A grande verdade é que o jogo não teve nem graça, nem emoção. E nem precisava ter mesmo. Era pra ser uma partida tranquila para nós e realmente foi. Braithwaite abriu o placar cedo, de pênalti, e o jogo virou totalmente protocolar. Se já era difícil o Confiança dar algum tipo de trabalho com os dois gols de vantagem conquistados na Arena, depois do gol logo no início ficou praticamente impossível.
Luís Castro deu uma mexida na equipe, mas ainda assim com vários titulares. Apenas Carlos Vinícius e Pedrinho foram poupados. A zaga, por exemplo, foi composta por Gustavo Martins e Viery. O carioca saiu de campo meio tonto ainda no primeiro tempo e me deixou bastante preocupada. Tomara que não seja nada.
Na segunda etapa, o treinador mudou ainda mais no time, colocando Willian, Tetê e Kannemann, seguido de Marcos Rocha logo na sequência.
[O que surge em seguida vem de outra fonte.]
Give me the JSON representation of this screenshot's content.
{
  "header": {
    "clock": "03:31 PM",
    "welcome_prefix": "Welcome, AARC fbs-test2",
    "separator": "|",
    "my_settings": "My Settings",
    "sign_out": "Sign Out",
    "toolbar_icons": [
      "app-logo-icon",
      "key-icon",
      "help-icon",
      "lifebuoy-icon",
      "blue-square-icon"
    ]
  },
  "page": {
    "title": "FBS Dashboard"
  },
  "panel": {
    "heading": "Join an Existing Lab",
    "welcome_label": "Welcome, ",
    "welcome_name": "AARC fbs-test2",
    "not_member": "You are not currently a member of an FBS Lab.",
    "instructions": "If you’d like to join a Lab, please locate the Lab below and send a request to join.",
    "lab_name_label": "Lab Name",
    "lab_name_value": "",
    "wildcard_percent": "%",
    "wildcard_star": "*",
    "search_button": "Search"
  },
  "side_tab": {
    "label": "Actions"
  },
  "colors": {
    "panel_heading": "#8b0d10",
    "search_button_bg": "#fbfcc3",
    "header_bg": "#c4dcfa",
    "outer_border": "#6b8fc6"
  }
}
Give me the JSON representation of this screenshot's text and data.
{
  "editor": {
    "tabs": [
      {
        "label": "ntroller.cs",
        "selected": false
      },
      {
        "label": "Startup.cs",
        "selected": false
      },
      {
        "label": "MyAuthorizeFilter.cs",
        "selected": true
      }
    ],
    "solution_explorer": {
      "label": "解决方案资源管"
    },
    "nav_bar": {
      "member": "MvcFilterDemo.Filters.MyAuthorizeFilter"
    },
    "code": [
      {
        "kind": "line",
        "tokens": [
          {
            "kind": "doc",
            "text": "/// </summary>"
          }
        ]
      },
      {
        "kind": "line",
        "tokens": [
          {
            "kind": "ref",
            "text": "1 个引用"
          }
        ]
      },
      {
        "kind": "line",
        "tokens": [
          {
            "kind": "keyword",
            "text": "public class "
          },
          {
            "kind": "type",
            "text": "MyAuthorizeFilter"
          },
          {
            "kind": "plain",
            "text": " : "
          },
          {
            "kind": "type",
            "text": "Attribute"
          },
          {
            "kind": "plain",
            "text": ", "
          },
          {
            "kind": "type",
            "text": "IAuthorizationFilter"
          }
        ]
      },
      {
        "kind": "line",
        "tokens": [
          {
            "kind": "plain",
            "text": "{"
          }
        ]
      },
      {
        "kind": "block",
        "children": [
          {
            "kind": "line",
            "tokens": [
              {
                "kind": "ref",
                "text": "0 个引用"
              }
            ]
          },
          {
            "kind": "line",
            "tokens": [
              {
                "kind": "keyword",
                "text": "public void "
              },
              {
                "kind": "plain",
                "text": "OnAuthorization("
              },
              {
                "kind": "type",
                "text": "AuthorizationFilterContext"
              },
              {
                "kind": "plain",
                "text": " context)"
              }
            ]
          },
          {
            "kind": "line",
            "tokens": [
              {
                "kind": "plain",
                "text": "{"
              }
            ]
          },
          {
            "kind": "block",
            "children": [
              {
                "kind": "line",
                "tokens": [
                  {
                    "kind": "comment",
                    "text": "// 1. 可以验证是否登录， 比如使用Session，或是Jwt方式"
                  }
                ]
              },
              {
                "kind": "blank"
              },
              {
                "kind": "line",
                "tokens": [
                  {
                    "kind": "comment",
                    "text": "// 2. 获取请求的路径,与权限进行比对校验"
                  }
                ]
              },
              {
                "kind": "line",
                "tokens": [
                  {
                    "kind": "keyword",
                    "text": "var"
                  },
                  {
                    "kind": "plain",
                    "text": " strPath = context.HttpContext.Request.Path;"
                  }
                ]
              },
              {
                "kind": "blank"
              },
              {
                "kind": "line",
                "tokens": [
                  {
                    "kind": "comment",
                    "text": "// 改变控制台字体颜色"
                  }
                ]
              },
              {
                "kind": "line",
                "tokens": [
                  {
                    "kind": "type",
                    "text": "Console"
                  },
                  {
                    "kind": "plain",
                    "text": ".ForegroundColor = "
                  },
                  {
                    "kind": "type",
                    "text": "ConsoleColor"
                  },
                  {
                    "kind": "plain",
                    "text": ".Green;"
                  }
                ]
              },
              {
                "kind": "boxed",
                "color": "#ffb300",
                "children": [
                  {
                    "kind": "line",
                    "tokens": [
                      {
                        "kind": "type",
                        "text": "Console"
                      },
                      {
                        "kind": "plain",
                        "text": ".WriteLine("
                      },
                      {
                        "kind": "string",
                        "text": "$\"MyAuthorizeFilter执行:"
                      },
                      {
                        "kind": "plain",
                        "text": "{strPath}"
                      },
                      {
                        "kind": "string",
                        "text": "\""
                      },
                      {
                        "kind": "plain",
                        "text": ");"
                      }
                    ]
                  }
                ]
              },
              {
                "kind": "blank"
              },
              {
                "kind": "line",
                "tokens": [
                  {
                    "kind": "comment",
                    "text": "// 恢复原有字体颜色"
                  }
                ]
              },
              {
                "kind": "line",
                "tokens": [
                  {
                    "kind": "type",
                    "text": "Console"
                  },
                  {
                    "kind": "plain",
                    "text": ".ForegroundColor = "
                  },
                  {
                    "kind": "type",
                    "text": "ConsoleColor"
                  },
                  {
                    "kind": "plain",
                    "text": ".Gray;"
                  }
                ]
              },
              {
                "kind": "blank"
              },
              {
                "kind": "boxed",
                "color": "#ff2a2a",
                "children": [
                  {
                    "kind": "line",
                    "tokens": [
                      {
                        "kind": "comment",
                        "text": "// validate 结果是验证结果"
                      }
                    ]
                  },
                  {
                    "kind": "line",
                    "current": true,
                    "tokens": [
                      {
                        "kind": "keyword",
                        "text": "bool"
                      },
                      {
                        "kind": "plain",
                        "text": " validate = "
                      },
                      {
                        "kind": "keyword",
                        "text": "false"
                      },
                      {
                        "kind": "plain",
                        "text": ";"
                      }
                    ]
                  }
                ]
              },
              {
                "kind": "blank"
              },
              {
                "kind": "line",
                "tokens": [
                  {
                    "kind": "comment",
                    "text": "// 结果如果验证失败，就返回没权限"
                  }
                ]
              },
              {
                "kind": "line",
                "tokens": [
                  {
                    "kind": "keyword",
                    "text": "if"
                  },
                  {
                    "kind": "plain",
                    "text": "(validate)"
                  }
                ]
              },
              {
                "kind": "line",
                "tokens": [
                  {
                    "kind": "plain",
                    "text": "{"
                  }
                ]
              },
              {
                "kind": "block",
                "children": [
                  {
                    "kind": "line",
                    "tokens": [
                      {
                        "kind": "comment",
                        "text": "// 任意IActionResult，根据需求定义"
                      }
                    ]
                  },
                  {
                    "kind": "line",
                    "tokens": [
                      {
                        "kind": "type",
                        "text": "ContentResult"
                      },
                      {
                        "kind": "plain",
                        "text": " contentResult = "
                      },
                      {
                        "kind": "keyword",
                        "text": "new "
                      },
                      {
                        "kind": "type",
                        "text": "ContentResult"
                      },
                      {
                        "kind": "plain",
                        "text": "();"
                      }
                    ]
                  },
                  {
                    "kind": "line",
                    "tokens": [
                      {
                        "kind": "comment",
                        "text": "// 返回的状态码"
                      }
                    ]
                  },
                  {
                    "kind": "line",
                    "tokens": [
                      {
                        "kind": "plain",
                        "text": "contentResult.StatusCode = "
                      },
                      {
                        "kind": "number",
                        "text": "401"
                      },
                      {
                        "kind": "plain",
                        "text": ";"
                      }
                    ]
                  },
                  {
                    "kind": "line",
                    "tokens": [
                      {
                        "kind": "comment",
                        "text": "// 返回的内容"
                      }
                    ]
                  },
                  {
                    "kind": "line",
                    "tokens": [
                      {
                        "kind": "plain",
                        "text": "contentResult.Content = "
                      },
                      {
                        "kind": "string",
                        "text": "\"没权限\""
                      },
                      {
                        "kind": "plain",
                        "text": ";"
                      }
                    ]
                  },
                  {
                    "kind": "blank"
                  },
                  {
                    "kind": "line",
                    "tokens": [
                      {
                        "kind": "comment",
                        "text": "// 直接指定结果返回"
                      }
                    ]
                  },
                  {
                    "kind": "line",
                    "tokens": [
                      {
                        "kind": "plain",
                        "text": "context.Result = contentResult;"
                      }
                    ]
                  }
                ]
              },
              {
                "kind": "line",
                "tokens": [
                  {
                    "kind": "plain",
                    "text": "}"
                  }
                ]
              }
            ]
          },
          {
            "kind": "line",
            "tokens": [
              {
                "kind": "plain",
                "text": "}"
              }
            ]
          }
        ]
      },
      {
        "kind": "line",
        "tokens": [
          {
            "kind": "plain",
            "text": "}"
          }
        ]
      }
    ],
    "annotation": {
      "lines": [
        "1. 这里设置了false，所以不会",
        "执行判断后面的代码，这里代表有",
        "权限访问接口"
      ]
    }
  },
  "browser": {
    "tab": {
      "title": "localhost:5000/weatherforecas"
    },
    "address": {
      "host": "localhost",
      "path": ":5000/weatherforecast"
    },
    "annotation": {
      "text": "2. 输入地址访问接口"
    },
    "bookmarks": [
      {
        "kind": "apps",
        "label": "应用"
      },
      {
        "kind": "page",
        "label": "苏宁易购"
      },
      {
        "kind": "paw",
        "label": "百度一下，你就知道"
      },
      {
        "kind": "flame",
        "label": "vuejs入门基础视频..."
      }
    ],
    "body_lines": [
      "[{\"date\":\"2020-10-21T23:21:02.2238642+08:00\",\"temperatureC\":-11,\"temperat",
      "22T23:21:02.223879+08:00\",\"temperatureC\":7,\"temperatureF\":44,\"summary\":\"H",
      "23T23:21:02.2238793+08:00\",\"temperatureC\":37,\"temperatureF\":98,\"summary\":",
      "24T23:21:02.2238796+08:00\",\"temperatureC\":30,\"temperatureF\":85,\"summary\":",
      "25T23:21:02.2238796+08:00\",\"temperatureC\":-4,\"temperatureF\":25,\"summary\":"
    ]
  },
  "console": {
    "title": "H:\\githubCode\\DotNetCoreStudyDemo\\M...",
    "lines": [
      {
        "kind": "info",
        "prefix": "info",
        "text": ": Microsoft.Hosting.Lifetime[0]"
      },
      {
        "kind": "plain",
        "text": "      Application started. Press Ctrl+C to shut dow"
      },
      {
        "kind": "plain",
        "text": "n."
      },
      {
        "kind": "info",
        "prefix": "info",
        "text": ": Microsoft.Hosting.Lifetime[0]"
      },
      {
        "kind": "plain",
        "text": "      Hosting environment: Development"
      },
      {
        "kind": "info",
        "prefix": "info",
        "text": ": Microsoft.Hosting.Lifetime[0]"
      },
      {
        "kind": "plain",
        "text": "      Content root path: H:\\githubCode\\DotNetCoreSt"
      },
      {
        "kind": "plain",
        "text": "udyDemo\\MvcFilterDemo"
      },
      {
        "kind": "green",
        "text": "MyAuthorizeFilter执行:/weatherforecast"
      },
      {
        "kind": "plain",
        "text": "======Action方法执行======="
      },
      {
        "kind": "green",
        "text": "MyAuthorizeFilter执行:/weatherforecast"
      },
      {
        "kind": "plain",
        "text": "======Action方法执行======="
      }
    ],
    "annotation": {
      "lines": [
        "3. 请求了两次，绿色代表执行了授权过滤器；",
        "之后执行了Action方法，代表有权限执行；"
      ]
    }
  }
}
Braithwaite fez mais um, em um cruzamento de Willian. Anotou mais um na conta e isso é extremamente importante pra um jogador que ficou tanto tempo parado por lesão.
Eu gosto do dinamarquês, acho ele importante pro grupo e esses gols dão confiança. Willian fechou a comanda em mais um gol de pênalti e aí foi só esperar o tempo passar mesmo.
Foi longe de ser um jogo brilhante do Grêmio, mas fez o que tinha que ser feito, sem passar trabalho. O segundo objetivo da temporada foi cumprido, que era passar para as oitavas da Copa do Brasil. Agora é avançar também na Sul-Americana e sair de uma vez da parte debaixo da tabela do Brasileirão.